I’m not holding my breath for that to happen any time soon, though. So here’s what you can do to protect yourself, right now, today:
- We should be very careful how we browse on unencrypted wireless networks. This is the great gift of Firesheep to all of us. If nothing else, we should be thanking the author for this simple, stark warning. It’s an unavoidable fact of life: if you must go wireless, seek out encrypted wireless networks. If you have no other choices except unencrypted wireless networks, browse anonymously — quite possible if all you plan to do is casually surf the web and read a few articles — and only log in to websites that support https. Anything else risks identity theft.

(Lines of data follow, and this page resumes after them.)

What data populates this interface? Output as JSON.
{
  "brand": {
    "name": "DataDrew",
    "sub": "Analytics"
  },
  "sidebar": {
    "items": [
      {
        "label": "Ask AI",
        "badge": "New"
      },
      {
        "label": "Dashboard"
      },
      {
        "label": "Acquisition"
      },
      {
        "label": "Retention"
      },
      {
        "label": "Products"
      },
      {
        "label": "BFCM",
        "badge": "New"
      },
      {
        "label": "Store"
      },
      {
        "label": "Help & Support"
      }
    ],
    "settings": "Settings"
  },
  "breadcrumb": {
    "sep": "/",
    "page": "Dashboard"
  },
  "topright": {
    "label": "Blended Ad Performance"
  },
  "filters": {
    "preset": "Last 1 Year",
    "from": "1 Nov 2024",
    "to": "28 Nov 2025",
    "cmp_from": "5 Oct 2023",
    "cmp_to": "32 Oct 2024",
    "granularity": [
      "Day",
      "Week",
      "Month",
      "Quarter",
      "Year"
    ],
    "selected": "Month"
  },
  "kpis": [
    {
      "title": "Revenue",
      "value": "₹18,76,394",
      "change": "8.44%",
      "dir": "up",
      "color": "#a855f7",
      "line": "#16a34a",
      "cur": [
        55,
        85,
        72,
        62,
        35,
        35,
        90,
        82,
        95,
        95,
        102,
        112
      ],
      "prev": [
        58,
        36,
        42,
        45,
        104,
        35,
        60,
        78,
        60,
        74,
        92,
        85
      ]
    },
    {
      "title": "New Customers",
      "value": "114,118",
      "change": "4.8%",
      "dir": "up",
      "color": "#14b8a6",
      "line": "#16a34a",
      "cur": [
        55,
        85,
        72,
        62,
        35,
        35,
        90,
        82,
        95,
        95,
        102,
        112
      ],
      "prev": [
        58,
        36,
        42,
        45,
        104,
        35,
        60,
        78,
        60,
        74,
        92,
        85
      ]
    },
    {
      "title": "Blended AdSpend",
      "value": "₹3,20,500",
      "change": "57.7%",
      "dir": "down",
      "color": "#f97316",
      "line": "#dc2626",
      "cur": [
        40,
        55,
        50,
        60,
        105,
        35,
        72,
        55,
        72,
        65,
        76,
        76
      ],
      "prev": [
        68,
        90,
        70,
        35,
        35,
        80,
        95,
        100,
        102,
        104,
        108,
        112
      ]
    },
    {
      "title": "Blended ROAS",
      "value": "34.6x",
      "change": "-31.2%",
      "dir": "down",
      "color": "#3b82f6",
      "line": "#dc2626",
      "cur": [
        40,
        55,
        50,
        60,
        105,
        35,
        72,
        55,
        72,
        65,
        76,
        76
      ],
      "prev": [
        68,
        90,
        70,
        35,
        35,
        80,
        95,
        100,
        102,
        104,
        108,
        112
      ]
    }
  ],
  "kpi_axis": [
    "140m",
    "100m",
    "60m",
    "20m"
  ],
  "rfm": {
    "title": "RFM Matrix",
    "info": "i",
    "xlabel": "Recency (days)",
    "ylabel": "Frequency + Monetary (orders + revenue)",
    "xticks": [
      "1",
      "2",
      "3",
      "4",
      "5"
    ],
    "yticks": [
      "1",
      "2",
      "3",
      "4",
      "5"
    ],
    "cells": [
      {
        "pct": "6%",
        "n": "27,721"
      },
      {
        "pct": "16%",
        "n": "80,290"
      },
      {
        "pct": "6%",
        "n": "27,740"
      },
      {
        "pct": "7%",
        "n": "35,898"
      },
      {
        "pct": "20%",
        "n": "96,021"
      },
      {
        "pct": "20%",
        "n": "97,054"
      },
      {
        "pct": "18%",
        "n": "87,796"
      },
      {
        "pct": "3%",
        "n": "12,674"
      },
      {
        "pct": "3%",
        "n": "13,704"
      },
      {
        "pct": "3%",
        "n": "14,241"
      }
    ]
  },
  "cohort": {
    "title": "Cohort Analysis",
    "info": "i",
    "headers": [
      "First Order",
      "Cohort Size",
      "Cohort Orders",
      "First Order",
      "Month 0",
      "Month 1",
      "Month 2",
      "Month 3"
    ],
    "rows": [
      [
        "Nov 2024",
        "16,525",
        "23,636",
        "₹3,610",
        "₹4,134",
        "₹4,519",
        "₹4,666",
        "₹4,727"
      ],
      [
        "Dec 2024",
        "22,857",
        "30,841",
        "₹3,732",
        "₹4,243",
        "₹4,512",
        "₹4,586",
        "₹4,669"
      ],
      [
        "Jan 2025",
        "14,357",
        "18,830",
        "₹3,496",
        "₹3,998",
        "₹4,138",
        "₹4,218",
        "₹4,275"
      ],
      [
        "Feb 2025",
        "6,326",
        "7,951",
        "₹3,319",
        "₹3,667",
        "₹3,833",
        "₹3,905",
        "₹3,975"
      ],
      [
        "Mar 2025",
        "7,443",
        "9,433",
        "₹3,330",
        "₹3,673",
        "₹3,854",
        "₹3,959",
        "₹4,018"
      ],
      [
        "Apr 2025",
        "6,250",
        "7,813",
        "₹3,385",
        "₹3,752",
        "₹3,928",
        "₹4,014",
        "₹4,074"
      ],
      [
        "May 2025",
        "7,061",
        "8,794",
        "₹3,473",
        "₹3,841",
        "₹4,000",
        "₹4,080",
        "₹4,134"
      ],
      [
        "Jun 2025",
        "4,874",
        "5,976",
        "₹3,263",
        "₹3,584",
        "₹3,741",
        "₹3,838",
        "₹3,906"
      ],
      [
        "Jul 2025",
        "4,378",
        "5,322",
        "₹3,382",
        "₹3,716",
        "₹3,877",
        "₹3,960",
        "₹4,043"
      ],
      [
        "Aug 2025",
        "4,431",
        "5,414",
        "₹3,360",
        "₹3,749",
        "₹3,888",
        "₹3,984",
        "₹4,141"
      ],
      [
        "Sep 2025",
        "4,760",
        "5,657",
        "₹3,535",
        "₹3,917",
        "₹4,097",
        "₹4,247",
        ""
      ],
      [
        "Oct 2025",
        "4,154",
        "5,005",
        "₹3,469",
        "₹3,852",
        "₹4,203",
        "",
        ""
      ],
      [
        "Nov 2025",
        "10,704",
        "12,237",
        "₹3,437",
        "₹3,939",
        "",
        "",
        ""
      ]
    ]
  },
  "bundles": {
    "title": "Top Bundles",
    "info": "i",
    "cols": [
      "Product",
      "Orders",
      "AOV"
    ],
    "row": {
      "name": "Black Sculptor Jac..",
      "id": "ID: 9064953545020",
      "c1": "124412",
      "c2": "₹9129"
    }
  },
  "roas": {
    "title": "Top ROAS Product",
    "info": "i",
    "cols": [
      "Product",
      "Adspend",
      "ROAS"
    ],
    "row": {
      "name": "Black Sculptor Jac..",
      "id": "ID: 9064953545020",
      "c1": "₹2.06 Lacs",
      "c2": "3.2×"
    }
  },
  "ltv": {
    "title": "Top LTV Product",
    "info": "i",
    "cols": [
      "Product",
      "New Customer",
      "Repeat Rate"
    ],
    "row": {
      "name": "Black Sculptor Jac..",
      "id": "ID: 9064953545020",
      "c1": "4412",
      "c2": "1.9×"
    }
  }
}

- Get in the habit of accessing your web mail through HTTPS. Email is the de-facto skeleton key to your online identity. When your email is compromised, all is lost. If your webmail provider does not support secure http, they are idiots. Drop them like a hot potato and immediately switch to one that does. Heck, the smart webmail providers already switched to https by default!
- Lobby the websites you use to offer HTTPS browsing. I think we’re clearly past the point where only banks and finance sites should be expected to use secure HTTP. As more people shift more of their identities online, it makes sense to protect those identities by moving HTTPS from the domain of a massive bank vault door to just plain locking the door. SSL isn’t as expensive as it used to be, in every dimension of the phrase, so this is not an unreasonable thing to ask your favorite website for.
This is very broad advice, and there are a whole host of technical caveats to the above. But it’s a starting point toward evangelizing the risks and responsible use of open wireless networks. Firesheep may indeed have broken the web’s cookie jar. But it was kind of an old, beat up, cracked cookie jar in the first place. I hope the powers that be will use Firesheep as incentive to build a better online identity solution than creaky old HTTP cookies.